SOURCE - Patrice de Plunkett - 10 mai 2012
Deux lettres circulent. L'une est adressée à Mgr Fellay, supérieur de la Fraternité St Pie X lefebvriste, par les trois leaders de l'ultra-lefebvrisme : Williamson, Tissier de Mallerais et Gallareta. L'autre lettre est la réponse que leur fait Mgr Fellay...
La lettre Tissier-Gallareta-Williamson récuse d'avance tout accord avec Rome. Elle n'a rien d'original : c'est la rhétorique du schisme avec ses cris de guerre et ses fantasmes... Aberrant, mais sans aucune ambiguïté.
La lettre Fellay est bien plus manoeuvrière. Citons son paragraphe 8, qui prône un mouvement dialectique au sein de l'Eglise contre un concile de l'Eglise :
« Ce mouvement nouveau, né il y a au moins une dizaine d'années, va se renforçant.

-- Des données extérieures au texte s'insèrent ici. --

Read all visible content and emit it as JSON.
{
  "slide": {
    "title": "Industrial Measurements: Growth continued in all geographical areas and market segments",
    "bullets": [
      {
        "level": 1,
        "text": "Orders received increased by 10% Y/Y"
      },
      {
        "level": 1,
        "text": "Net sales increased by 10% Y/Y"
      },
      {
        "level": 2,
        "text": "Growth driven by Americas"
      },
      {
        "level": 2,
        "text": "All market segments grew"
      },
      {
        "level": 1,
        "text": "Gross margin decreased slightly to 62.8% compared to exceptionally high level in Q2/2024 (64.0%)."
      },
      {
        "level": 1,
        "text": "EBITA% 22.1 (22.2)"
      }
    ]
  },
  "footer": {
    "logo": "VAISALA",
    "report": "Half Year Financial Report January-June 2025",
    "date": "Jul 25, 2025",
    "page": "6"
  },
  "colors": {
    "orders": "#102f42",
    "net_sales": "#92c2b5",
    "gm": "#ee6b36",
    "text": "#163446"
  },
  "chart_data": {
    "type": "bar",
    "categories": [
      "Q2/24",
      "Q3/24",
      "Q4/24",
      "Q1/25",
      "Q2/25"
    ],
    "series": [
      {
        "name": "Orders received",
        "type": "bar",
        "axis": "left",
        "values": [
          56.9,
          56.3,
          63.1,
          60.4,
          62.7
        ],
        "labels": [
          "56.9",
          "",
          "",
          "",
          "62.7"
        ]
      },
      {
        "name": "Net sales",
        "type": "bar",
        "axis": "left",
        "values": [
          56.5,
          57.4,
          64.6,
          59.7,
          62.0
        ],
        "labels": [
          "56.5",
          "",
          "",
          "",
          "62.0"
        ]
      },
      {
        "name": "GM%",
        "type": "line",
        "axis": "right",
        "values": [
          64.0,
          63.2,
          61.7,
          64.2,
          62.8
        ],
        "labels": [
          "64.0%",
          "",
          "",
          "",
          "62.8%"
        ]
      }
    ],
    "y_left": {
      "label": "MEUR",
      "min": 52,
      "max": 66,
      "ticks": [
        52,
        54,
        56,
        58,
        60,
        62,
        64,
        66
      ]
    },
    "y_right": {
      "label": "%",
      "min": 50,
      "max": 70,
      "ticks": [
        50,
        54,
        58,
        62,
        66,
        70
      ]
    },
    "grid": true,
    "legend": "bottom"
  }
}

Il touche bon nombre (encore une minorité) de jeunes prêtres, de séminaristes et même déjà un petit nombre de jeunes évêques qui se distinguent nettement de leurs prédécesseurs, qui nous disent leur sympathie et leur soutien, mais qui sont encore passablement étouffés par la ligne dominante de la hiérarchie en faveur de Vatican II. Cette hiérarchie est en perte de vitesse. Cela est objectif et montre qu'il n'est plus illusoire de considérer un ''combat intra muros'', dont nous sommes bien conscients de la dureté et difficulté... »

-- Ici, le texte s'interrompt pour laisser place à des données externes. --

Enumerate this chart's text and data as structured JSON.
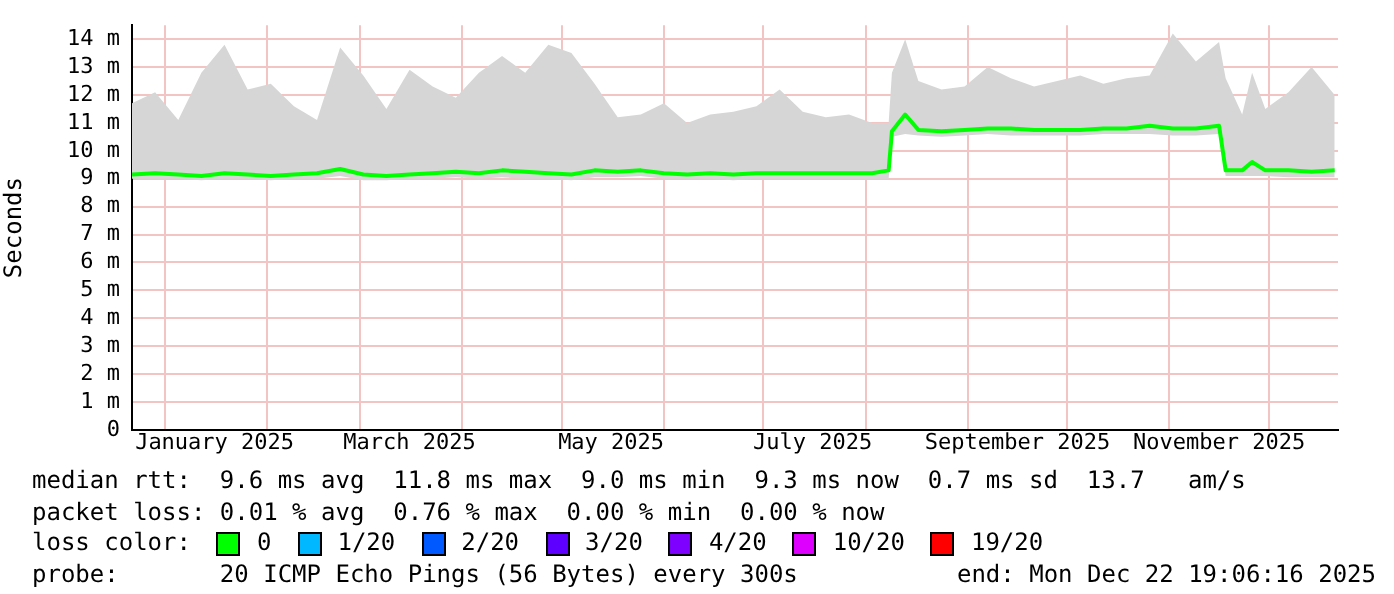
{
  "chart_data": {
    "type": "line",
    "ylabel": "Seconds",
    "legend": "bottom",
    "legend_title": "loss color:",
    "grid": true,
    "marker": "none",
    "line_style": "solid",
    "xlim": [
      "2024-12-22",
      "2025-12-22"
    ],
    "xticks": [
      {
        "value": "2025-01-01",
        "label": null
      },
      {
        "value": "2025-01-16",
        "label": "January 2025"
      },
      {
        "value": "2025-02-01",
        "label": null
      },
      {
        "value": "2025-03-01",
        "label": null
      },
      {
        "value": "2025-03-16",
        "label": "March 2025"
      },
      {
        "value": "2025-04-01",
        "label": null
      },
      {
        "value": "2025-05-01",
        "label": null
      },
      {
        "value": "2025-05-16",
        "label": "May 2025"
      },
      {
        "value": "2025-06-01",
        "label": null
      },
      {
        "value": "2025-07-01",
        "label": null
      },
      {
        "value": "2025-07-16",
        "label": "July 2025"
      },
      {
        "value": "2025-08-01",
        "label": null
      },
      {
        "value": "2025-09-01",
        "label": null
      },
      {
        "value": "2025-09-16",
        "label": "September 2025"
      },
      {
        "value": "2025-10-01",
        "label": null
      },
      {
        "value": "2025-11-01",
        "label": null
      },
      {
        "value": "2025-11-16",
        "label": "November 2025"
      },
      {
        "value": "2025-12-01",
        "label": null
      }
    ],
    "ylim": [
      0,
      14.5
    ],
    "yticks": [
      0,
      {
        "value": 1,
        "label": "1 m"
      },
      {
        "value": 2,
        "label": "2 m"
      },
      {
        "value": 3,
        "label": "3 m"
      },
      {
        "value": 4,
        "label": "4 m"
      },
      {
        "value": 5,
        "label": "5 m"
      },
      {
        "value": 6,
        "label": "6 m"
      },
      {
        "value": 7,
        "label": "7 m"
      },
      {
        "value": 8,
        "label": "8 m"
      },
      {
        "value": 9,
        "label": "9 m"
      },
      {
        "value": 10,
        "label": "10 m"
      },
      {
        "value": 11,
        "label": "11 m"
      },
      {
        "value": 12,
        "label": "12 m"
      },
      {
        "value": 13,
        "label": "13 m"
      },
      {
        "value": 14,
        "label": "14 m"
      }
    ],
    "x": [
      "2024-12-22",
      "2024-12-29",
      "2025-01-05",
      "2025-01-12",
      "2025-01-19",
      "2025-01-26",
      "2025-02-02",
      "2025-02-09",
      "2025-02-16",
      "2025-02-23",
      "2025-03-02",
      "2025-03-09",
      "2025-03-16",
      "2025-03-23",
      "2025-03-30",
      "2025-04-06",
      "2025-04-13",
      "2025-04-20",
      "2025-04-27",
      "2025-05-04",
      "2025-05-11",
      "2025-05-18",
      "2025-05-25",
      "2025-06-01",
      "2025-06-08",
      "2025-06-15",
      "2025-06-22",
      "2025-06-29",
      "2025-07-06",
      "2025-07-13",
      "2025-07-20",
      "2025-07-27",
      "2025-08-03",
      "2025-08-08",
      "2025-08-09",
      "2025-08-13",
      "2025-08-17",
      "2025-08-24",
      "2025-08-31",
      "2025-09-07",
      "2025-09-14",
      "2025-09-21",
      "2025-09-28",
      "2025-10-05",
      "2025-10-12",
      "2025-10-19",
      "2025-10-26",
      "2025-11-02",
      "2025-11-09",
      "2025-11-16",
      "2025-11-18",
      "2025-11-23",
      "2025-11-26",
      "2025-11-30",
      "2025-12-07",
      "2025-12-14",
      "2025-12-21"
    ],
    "series": [
      {
        "name": "0",
        "color": "#00ff00",
        "values": [
          9.15,
          9.2,
          9.15,
          9.1,
          9.2,
          9.15,
          9.1,
          9.15,
          9.2,
          9.35,
          9.15,
          9.1,
          9.15,
          9.2,
          9.25,
          9.2,
          9.3,
          9.25,
          9.2,
          9.15,
          9.3,
          9.25,
          9.3,
          9.2,
          9.15,
          9.2,
          9.15,
          9.2,
          9.2,
          9.2,
          9.2,
          9.2,
          9.2,
          9.3,
          10.7,
          11.3,
          10.75,
          10.7,
          10.75,
          10.8,
          10.8,
          10.75,
          10.75,
          10.75,
          10.8,
          10.8,
          10.9,
          10.8,
          10.8,
          10.9,
          9.3,
          9.3,
          9.6,
          9.3,
          9.3,
          9.25,
          9.3
        ],
        "lower": [
          9.0,
          9.0,
          9.0,
          8.95,
          9.0,
          9.0,
          8.95,
          9.0,
          9.0,
          9.1,
          8.95,
          8.95,
          9.0,
          9.0,
          9.05,
          9.0,
          9.05,
          9.0,
          9.0,
          8.95,
          9.05,
          9.05,
          9.1,
          9.0,
          9.0,
          9.0,
          8.95,
          9.0,
          9.0,
          9.0,
          9.0,
          9.0,
          9.0,
          9.0,
          10.5,
          10.6,
          10.55,
          10.5,
          10.55,
          10.6,
          10.55,
          10.55,
          10.55,
          10.55,
          10.6,
          10.6,
          10.6,
          10.55,
          10.55,
          10.6,
          9.1,
          9.1,
          9.1,
          9.1,
          9.05,
          9.05,
          9.05
        ],
        "upper": [
          11.7,
          12.1,
          11.1,
          12.8,
          13.8,
          12.2,
          12.4,
          11.6,
          11.1,
          13.7,
          12.7,
          11.5,
          12.9,
          12.3,
          11.9,
          12.8,
          13.4,
          12.8,
          13.8,
          13.5,
          12.4,
          11.2,
          11.3,
          11.7,
          11.0,
          11.3,
          11.4,
          11.6,
          12.2,
          11.4,
          11.2,
          11.3,
          11.0,
          11.0,
          12.8,
          14.0,
          12.5,
          12.2,
          12.3,
          13.0,
          12.6,
          12.3,
          12.5,
          12.7,
          12.4,
          12.6,
          12.7,
          14.2,
          13.2,
          13.9,
          12.6,
          11.3,
          12.8,
          11.5,
          12.1,
          13.0,
          12.0
        ]
      },
      {
        "name": "1/20",
        "color": "#00b8ff",
        "values": [
          null,
          null,
          null,
          null,
          null,
          null,
          null,
          null,
          null,
          null,
          null,
          null,
          null,
          null,
          null,
          null,
          null,
          null,
          null,
          null,
          null,
          null,
          null,
          null,
          null,
          null,
          null,
          null,
          null,
          null,
          null,
          null,
          null,
          null,
          null,
          null,
          null,
          null,
          null,
          null,
          null,
          null,
          null,
          null,
          null,
          null,
          null,
          null,
          null,
          null,
          null,
          null,
          null,
          null,
          null,
          null,
          null
        ]
      },
      {
        "name": "2/20",
        "color": "#0059ff",
        "values": [
          null,
          null,
          null,
          null,
          null,
          null,
          null,
          null,
          null,
          null,
          null,
          null,
          null,
          null,
          null,
          null,
          null,
          null,
          null,
          null,
          null,
          null,
          null,
          null,
          null,
          null,
          null,
          null,
          null,
          null,
          null,
          null,
          null,
          null,
          null,
          null,
          null,
          null,
          null,
          null,
          null,
          null,
          null,
          null,
          null,
          null,
          null,
          null,
          null,
          null,
          null,
          null,
          null,
          null,
          null,
          null,
          null
        ]
      },
      {
        "name": "3/20",
        "color": "#5e00ff",
        "values": [
          null,
          null,
          null,
          null,
          null,
          null,
          null,
          null,
          null,
          null,
          null,
          null,
          null,
          null,
          null,
          null,
          null,
          null,
          null,
          null,
          null,
          null,
          null,
          null,
          null,
          null,
          null,
          null,
          null,
          null,
          null,
          null,
          null,
          null,
          null,
          null,
          null,
          null,
          null,
          null,
          null,
          null,
          null,
          null,
          null,
          null,
          null,
          null,
          null,
          null,
          null,
          null,
          null,
          null,
          null,
          null,
          null
        ]
      },
      {
        "name": "4/20",
        "color": "#7e00ff",
        "values": [
          null,
          null,
          null,
          null,
          null,
          null,
          null,
          null,
          null,
          null,
          null,
          null,
          null,
          null,
          null,
          null,
          null,
          null,
          null,
          null,
          null,
          null,
          null,
          null,
          null,
          null,
          null,
          null,
          null,
          null,
          null,
          null,
          null,
          null,
          null,
          null,
          null,
          null,
          null,
          null,
          null,
          null,
          null,
          null,
          null,
          null,
          null,
          null,
          null,
          null,
          null,
          null,
          null,
          null,
          null,
          null,
          null
        ]
      },
      {
        "name": "10/20",
        "color": "#dd00ff",
        "values": [
          null,
          null,
          null,
          null,
          null,
          null,
          null,
          null,
          null,
          null,
          null,
          null,
          null,
          null,
          null,
          null,
          null,
          null,
          null,
          null,
          null,
          null,
          null,
          null,
          null,
          null,
          null,
          null,
          null,
          null,
          null,
          null,
          null,
          null,
          null,
          null,
          null,
          null,
          null,
          null,
          null,
          null,
          null,
          null,
          null,
          null,
          null,
          null,
          null,
          null,
          null,
          null,
          null,
          null,
          null,
          null,
          null
        ]
      },
      {
        "name": "19/20",
        "color": "#ff0000",
        "values": [
          null,
          null,
          null,
          null,
          null,
          null,
          null,
          null,
          null,
          null,
          null,
          null,
          null,
          null,
          null,
          null,
          null,
          null,
          null,
          null,
          null,
          null,
          null,
          null,
          null,
          null,
          null,
          null,
          null,
          null,
          null,
          null,
          null,
          null,
          null,
          null,
          null,
          null,
          null,
          null,
          null,
          null,
          null,
          null,
          null,
          null,
          null,
          null,
          null,
          null,
          null,
          null,
          null,
          null,
          null,
          null,
          null
        ]
      }
    ],
    "annotations": [
      "median rtt:  9.6 ms avg  11.8 ms max  9.0 ms min  9.3 ms now  0.7 ms sd  13.7   am/s",
      "packet loss: 0.01 % avg  0.76 % max  0.00 % min  0.00 % now",
      "probe:       20 ICMP Echo Pings (56 Bytes) every 300s",
      "end: Mon Dec 22 19:06:16 2025"
    ]
  }
}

Donc, si les mots ont un sens :
- Mgr Fellay rejette toujours en bloc le concile Vatican II (auquel Benoît XVI est profondément attaché dans une herméneutique de la continuité) ;
- Mgr Fellay prétend jouir (en tant que ténor du rejet de Vatican II) du « soutien » d'une fraction du clergé officiel, dont « de jeunes évêques » ;
- Mgr Fellay veut dresser cette fraction du clergé contre « la ligne dominante dans la hiérarchie en faveur de Vatican II » ;
- par ces motifs, Mgr Fellay envisage désormais de porter « intra muros » (sic) le combat lefebvriste, contre Vatican II en gros et en détail.
Si tel était réellement l'effet de l'accord Ecône-Vatican dont les tradis ne cessent d'annoncer l'imminence, il faudrait constater que :
- le schisme ne serait pas résorbé, puisque la principale composante du lefebvrisme (sa province de France régie par Tissier de Mallerais) annonce d'avance qu'elle rejettera l'accord ;
- les divisions dans l'Eglise ne seraient pas transcendées, puisque Mgr Fellay apporte un conflit dialectique qui viendrait s'ajouter à tous les problèmes ecclésiaux ;
- les fidèles ne seraient pas confirmés dans la foi, puisque Mgr Fellay incarne - jusqu'à présent - le rejet d'un concile auquel le pape est profondément et légitimement attaché. Ainsi deux attitudes incompatibles coexisteraient sur un plan canonique : absurdité normale dans l'anglicanisme, mais inédite dans le catholicisme.
On ne peut imaginer qu'un tel brouillard puisse s'instaurer sous Benoît XVI, le pape des idées claires et des situations nettes. Si quelque chose finit par se passer, ce sera forcément différent du scénario qu'on vient d'évoquer.